I built a blog aggregator - waywework.it

November 09, 2008

I've been spending some time recently putting together a blog aggregator site for some of the folks I work with. Its now up and running at http://waywework.it. I hope this will be an interesting place to share our public community and as one of my colleagues said "this keeps my Google Reader much neater".

Today I'd like to talk about the code running this site which is posted and available on github at http://github.com/alexrothenberg/waywework.

I started thinking I would use an existing aggregator site and just apply my skin but when I did a quick search on github I most of the hard work existed in atom and rss gems and plugins and I wanted to take advantage of the just released Rails 2.2 so I decided to build my own. This turned out to be not too much work. Today I'd like to talk about how I put this together.

First I created my project with some scaffolding for feeds which would have_many posts

class Feed < ActiveRecord::Base
  has_many :posts, :dependent => :delete_all
end

class Post < ActiveRecord::Base
  belongs_to :feed
end



I soon found the atom gem and rss parser built into ruby. Using them was a piece of cake as all I had to do was create a method to call each one in my Feed model

class Feed < ActiveRecord::Base
  def get_posts_from_atom atom_xml
    feed = Atom::Feed.new(atom_xml)
    feed.entries.each { |entry|
      link = entry.links.detect {|l| l.rel == 'alternate'}
      create_post(:contents=>entry.content.value, :url=>link.href, :title=>entry.title, 
                  :published=>entry.published.to_s(:db), :updated=>entry.updated.to_s(:db))
    }
    return !feed.entries.blank?
  end  
  
  def get_posts_from_rss rss_xml
    rss = RSS::Parser.parse(rss_xml, false)
    rss.items.each { |entry|
      create_post(:contents=>entry.description, :url=>entry.link, :title=>entry.title, 
                  :published=>entry.date.to_formatted_s(:db), :updated=>entry.date.to_formatted_s(:db))
    }
    return !rss.items.blank?
  end
end



Of course I had to create the glue wrapping it all together. A rake task to be call on a schedule

namespace :feeds do
  desc "Load the feeds"
  task :populate => :environment do
    feeds = Feed.all
    feeds.each do |feed|
      feed.get_latest
    end
  end
end



and the logic to load the feed, parse it and update the posts.

class Feed < ActiveRecord::Base
  def get_latest
    puts "getting feed for #{name}"
    xml = get_feed
    got_atom_posts = get_posts_from_atom xml
    get_posts_from_rss xml unless got_atom_posts
  end

  def get_feed
    uri = URI.parse(feed_url)
    uri.read
  end
  
  def create_post params
    params.merge!(:feed_id=>id) 
    existing_post = Post.find_by_url(params[:url])
    if existing_post
      existing_post.update_attributes(params)
    else
      Post.create(params) 
    end
  end
end



The next step was to publish an atom feed of my site.

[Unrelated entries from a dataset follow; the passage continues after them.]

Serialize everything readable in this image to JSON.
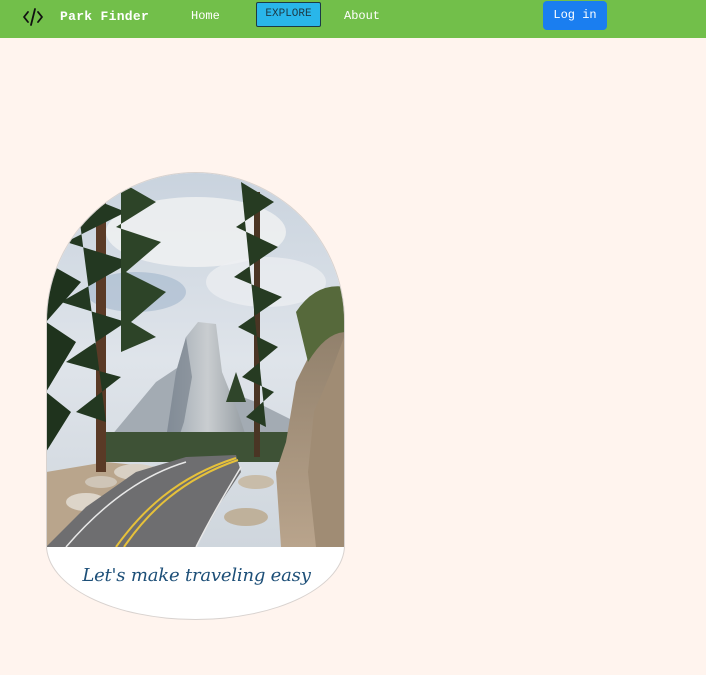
{
  "nav": {
    "brand": "Park Finder",
    "brand_icon": "code-icon",
    "links": {
      "home": "Home",
      "explore": "EXPLORE",
      "about": "About"
    },
    "login": "Log in"
  },
  "hero": {
    "image": "mountain-road-landscape",
    "tagline": "Let's make traveling easy"
  },
  "colors": {
    "navbar": "#72bf4a",
    "page_background": "#fff4ee",
    "explore_button": "#29b6ea",
    "login_button": "#1a7ef0",
    "tagline": "#1d4f78"
  }
}
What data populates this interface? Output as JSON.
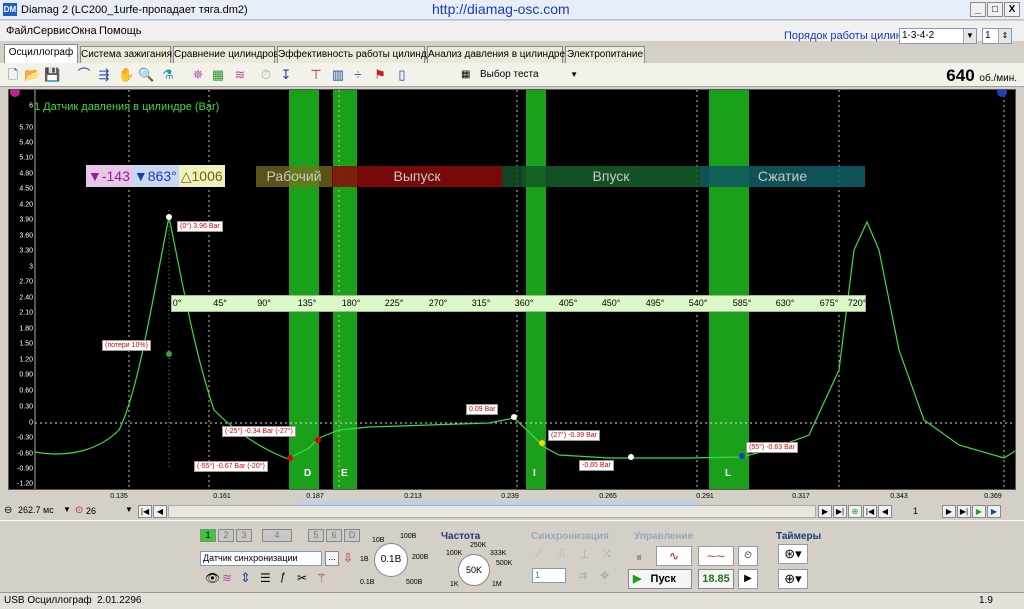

Again there was a plugin atom_feed_helperwaiting to help me. I installed the plugin and created a view builder

atom_feed(:url => atom_feed_url) do |feed|
  feed.title("WayWeWork")
  feed.updated(@posts.first.published)

  for post in @posts
    feed.entry(post, :url=>post.url, :published=>post.published, :updated=>post.updated) do |entry|
      entry.title("#{post.feed.author}: #{post.title}")
      entry.content(post.contents, :type => 'html')
    end
  end
end


This was all so easy I had hardly done anything other than glue these plugins together. Now I finished up with a few bells and whistles.

I added a who's talking and archive by date section to my homepage that I called from my controller like this

class PostsController < ApplicationController
  @active_feeds = Feed.by_author
  @activity_by_date = Post.activity_by_date
end



I added security to restrict who can administer feeds

class FeedsController < ApplicationController
  before_filter :authenticate

protected
  def authenticate
     authenticate_or_request_with_http_basic do | user_name, password|
       username = YAML::load_file(File.join(RAILS_ROOT, %w[config password.yml]))['username']
       pwd = YAML::load_file(File.join(RAILS_ROOT, %w[config password.yml]))['password']
      user_name == username && password == pwd
    end
  end
end



For the UI I am somewhat graphically challenged so got some help. For this github was very cool as I could add lessallan as a collaborator and he could check in his changes so they just appeared!

Finally a little work with capistrano (mostly just creating a Capfile) and I could deploy!

Overall I spent a few days and now have a site that does exactly what I want. Where most of the code I wrote is specific to my site and the general purpose plumbing was downloaded. I'm very pleased with the availability of plugins and gems and how easy it was to collaborate using github!

Now I just hope others find the site interesting to use!